Let’s consider what K-pop has delivered to us in the past year alone. Rookie groups like B1A4, Block B, and B.A.P. can boast of having kids that actually spit a decent verse, and the trend of having an increasingly talented rapper in the rookie world has been on the rise. Veteran groups and artists that truly function in the hip-hop circle like Tablo, Epik High, Verbal Jint, and Dynamic Duo became more active and put more beats into circulation, making the hip-hop genre more relevant and accessible. Staple pop confections like G-Dragon and more recently SNSD have also lit up the scene with their versions of hip-hop swag.
But like any sort of new music comes a new image. The incorporation of clothing, hairstyles, and choreography more closely identifiable to hip-hop became instrumental and necessary for these K-pop acts to deliver on their promise of edgy and hard-hitting hip-hop concepts. However, this representation of style and sound on the K-pop mainstream left many disgruntled, and some even offended.
And that’s fine–if you don’t appreciate the ways in which the K-pop scene has created hip-hop into a concept, if you can’t stand the lack of intellectual understanding and social context that hip-hop concepts have in K-pop, you are certainly entitled to that opinion. But let’s be honest here.
How much intellectual understanding or social context can you expect from K-pop? The ‘pop’ in K-pop doesn’t stand for populous or popping or something like that. ‘Pop’ also doesn’t stand for [ap]p[r]op[riation].’Pop,’ in reference to music entertainment anywhere, stands for popular. As in, popular culture. Which means K-pop is Korean popular culture, or whatever is cool and popular in mainstream Korean music entertainment. Which means the mainstream is about to make whatever they’re doing the new it thing despite being even the most slightly educated on what it is they might be doing.
The hip-hop you see today in K-pop, what entertainment agencies are telling us are hip-hop concepts and hip-hop sounds, is not necessarily appropriation and it’s not necessarily hip-hop either. Rather, to call it appropriation would be giving K-pop too much credit, and to call it hip-hop would just be kind of a lame joke. It’s much more mindless than that; it’s popular culture, it’s a hype thing. It’s a system that’s going to commodify, bedazzle, and recycle trends until the day we die, no matter how uneducated we think it is or how upset it makes us.
Korean hip-hop is a whole other genre where real artists with real verses thrive without stunting cornrows or popping collars. Put shortly, they’re doing it right. But you can’t go looking for K-hip-hop in K-pop and you can’t really deride K-pop for trying to go hip-hop because that’s just what hype is and what hype does. If you want to accurately judge the validity of hip-hop culture in Korean entertainment, set your sights on something with a little more artistic quality and a little less capitalistic intent, i.e. something other than mainstream pop.

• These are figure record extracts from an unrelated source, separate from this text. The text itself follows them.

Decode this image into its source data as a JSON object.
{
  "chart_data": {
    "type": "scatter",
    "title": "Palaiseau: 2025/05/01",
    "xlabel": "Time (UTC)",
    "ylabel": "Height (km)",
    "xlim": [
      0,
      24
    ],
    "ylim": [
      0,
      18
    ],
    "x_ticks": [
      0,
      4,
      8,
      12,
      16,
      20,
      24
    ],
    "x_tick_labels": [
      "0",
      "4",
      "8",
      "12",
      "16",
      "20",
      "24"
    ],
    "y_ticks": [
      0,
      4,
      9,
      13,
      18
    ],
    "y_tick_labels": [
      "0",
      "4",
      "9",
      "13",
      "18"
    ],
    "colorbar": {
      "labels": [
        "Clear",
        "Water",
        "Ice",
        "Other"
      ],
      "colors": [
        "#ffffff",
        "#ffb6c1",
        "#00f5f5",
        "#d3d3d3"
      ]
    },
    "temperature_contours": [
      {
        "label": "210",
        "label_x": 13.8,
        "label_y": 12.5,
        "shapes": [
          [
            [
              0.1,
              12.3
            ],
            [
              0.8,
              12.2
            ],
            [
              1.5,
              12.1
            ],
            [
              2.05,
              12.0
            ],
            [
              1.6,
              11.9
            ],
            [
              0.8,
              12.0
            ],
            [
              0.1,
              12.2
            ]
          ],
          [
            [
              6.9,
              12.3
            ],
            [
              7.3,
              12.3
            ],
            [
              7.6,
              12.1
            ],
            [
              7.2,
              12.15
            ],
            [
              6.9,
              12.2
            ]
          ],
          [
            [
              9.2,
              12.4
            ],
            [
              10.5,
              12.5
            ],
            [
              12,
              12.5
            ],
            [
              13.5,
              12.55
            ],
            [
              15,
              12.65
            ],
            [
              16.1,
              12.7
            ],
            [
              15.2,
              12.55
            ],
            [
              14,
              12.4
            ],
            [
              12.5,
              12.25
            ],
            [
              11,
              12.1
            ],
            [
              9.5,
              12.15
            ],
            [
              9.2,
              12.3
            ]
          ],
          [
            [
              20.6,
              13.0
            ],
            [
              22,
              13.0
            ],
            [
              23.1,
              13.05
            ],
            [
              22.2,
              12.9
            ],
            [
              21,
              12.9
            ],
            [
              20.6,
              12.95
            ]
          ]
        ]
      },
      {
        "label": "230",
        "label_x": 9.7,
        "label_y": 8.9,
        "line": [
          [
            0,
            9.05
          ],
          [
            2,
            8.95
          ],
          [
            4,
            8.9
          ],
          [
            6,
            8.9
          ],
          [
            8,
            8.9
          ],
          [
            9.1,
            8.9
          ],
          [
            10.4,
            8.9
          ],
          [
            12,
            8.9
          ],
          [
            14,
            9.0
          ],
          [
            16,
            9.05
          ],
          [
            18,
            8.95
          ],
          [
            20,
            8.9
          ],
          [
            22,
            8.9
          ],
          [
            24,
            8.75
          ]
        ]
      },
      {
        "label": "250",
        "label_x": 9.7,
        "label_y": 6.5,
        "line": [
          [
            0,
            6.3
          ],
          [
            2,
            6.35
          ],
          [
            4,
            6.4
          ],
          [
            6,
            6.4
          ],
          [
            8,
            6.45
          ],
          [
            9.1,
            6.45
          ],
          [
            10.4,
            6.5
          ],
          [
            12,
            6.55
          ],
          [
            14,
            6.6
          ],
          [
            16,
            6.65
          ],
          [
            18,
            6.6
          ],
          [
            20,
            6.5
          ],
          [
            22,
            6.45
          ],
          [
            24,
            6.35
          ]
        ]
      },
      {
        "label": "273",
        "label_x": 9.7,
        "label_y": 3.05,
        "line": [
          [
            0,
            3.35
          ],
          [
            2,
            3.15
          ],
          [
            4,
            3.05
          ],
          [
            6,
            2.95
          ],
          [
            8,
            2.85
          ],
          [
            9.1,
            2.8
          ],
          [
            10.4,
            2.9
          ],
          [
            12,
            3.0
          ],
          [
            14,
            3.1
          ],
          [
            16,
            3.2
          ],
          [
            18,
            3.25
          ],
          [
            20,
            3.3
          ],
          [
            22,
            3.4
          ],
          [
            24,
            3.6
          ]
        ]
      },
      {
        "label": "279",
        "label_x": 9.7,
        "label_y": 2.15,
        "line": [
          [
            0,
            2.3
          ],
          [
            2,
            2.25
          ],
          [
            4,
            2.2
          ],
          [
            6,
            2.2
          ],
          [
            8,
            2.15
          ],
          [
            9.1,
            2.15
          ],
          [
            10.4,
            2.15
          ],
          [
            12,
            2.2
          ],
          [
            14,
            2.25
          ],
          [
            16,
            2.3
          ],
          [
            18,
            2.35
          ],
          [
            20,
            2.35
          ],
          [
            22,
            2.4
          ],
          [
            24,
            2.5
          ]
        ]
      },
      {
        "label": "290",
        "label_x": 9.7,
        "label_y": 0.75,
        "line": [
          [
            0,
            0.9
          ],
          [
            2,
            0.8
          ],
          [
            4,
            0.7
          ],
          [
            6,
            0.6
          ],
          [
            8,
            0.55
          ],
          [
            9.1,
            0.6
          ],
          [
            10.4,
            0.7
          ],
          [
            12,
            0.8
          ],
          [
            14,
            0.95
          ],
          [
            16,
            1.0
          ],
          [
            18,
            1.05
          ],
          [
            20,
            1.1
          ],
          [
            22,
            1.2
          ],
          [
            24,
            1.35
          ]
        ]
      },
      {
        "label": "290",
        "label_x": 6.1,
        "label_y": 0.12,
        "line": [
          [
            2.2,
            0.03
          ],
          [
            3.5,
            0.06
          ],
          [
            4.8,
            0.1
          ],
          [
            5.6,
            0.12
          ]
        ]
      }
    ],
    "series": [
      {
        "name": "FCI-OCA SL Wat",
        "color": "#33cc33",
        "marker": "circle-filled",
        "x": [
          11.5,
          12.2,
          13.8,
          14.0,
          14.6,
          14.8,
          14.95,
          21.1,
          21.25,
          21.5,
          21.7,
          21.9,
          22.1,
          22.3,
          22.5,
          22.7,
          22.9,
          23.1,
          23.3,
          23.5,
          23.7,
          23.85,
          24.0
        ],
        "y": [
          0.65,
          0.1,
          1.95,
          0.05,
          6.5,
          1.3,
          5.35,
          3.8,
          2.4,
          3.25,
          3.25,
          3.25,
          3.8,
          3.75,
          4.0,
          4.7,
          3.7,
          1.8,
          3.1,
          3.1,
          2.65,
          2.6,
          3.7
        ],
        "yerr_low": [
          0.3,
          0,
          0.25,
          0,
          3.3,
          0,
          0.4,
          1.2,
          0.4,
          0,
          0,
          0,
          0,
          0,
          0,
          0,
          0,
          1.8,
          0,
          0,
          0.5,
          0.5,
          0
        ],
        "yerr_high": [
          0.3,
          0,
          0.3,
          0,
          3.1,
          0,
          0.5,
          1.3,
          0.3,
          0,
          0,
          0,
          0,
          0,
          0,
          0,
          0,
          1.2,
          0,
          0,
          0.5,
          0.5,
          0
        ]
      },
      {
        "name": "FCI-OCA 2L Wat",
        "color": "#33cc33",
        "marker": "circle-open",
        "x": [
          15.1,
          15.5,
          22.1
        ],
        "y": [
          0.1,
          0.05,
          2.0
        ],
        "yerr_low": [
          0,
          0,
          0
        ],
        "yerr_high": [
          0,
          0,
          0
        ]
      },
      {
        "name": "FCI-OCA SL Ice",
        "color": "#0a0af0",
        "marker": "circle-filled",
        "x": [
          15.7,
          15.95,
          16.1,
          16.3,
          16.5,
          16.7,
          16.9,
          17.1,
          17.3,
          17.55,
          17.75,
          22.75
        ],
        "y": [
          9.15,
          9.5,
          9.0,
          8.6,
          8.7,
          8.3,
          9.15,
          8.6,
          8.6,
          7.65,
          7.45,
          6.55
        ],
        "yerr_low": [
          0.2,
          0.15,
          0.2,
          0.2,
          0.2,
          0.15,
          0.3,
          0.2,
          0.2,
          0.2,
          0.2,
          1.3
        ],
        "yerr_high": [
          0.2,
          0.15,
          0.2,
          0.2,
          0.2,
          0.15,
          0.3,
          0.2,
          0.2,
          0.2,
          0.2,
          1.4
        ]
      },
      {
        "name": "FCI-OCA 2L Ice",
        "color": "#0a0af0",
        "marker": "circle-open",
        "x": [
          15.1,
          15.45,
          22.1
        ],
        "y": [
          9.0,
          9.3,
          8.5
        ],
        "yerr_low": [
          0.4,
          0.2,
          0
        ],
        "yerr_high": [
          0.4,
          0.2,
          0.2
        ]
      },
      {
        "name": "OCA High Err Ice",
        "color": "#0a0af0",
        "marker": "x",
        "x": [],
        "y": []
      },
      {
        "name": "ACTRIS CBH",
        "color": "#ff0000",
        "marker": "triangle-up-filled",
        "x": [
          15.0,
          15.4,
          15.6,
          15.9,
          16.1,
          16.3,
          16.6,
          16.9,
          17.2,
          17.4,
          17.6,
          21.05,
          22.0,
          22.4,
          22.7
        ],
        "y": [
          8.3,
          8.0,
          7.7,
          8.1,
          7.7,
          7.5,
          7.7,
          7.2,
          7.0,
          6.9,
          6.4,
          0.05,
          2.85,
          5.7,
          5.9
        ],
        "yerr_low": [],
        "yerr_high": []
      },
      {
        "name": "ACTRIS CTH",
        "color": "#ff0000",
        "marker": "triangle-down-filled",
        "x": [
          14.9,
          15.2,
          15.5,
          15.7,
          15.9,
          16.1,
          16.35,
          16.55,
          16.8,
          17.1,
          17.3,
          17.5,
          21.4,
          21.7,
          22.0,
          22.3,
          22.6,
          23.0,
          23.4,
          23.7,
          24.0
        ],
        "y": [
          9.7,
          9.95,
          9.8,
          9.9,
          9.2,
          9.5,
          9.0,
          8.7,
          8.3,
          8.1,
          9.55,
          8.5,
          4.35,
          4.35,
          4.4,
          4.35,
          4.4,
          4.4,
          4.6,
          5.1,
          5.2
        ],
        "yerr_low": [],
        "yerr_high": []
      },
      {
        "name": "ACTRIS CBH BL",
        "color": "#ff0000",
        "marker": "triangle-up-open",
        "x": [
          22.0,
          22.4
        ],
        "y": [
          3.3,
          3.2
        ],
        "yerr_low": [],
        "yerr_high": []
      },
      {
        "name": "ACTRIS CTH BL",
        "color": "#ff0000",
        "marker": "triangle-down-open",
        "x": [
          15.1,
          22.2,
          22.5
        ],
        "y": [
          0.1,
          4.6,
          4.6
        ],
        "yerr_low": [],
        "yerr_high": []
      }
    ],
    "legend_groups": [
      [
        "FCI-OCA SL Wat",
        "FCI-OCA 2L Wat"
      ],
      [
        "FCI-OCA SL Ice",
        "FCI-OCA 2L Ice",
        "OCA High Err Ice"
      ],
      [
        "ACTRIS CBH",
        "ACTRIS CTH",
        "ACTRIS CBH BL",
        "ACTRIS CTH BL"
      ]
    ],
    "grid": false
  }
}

If anything, you should pity K-pop and the idols in the machine. They are only robbing themselves of real hip-hop music culture and inadvertently making a fool of themselves by haphazardly labeling the things they do as hip-hop. But of course, if they’re going to get a riot and good song out of it, I say, why can’t we?
That’s all K-pop is anyways. It’s all so momentary and fleeting–yesterday was dubstep, today is hip-hop, tomorrow is, I don’t know, alternative electronica? So ask yourself, is it worth griping about whether it’s hip-hop or if it’s appropriation? Because at the end of the day it’s still K-pop. The same ol’ crap we’ve been buying into for years, and will probably still buy into for years to come.
I hope that made sense. Just thought I’d get a word out about this whole hip-hop on the mainstream being appropriation shpeel. Just remember, while the K-pop machine continues to brag about how much hip-hop swag they reppin’ nowadays, please, please, remember that it’s still not hip-hop. It’s K-pop, and it will be K-pop until the day it dies, which will probably be never. Nam sayin’?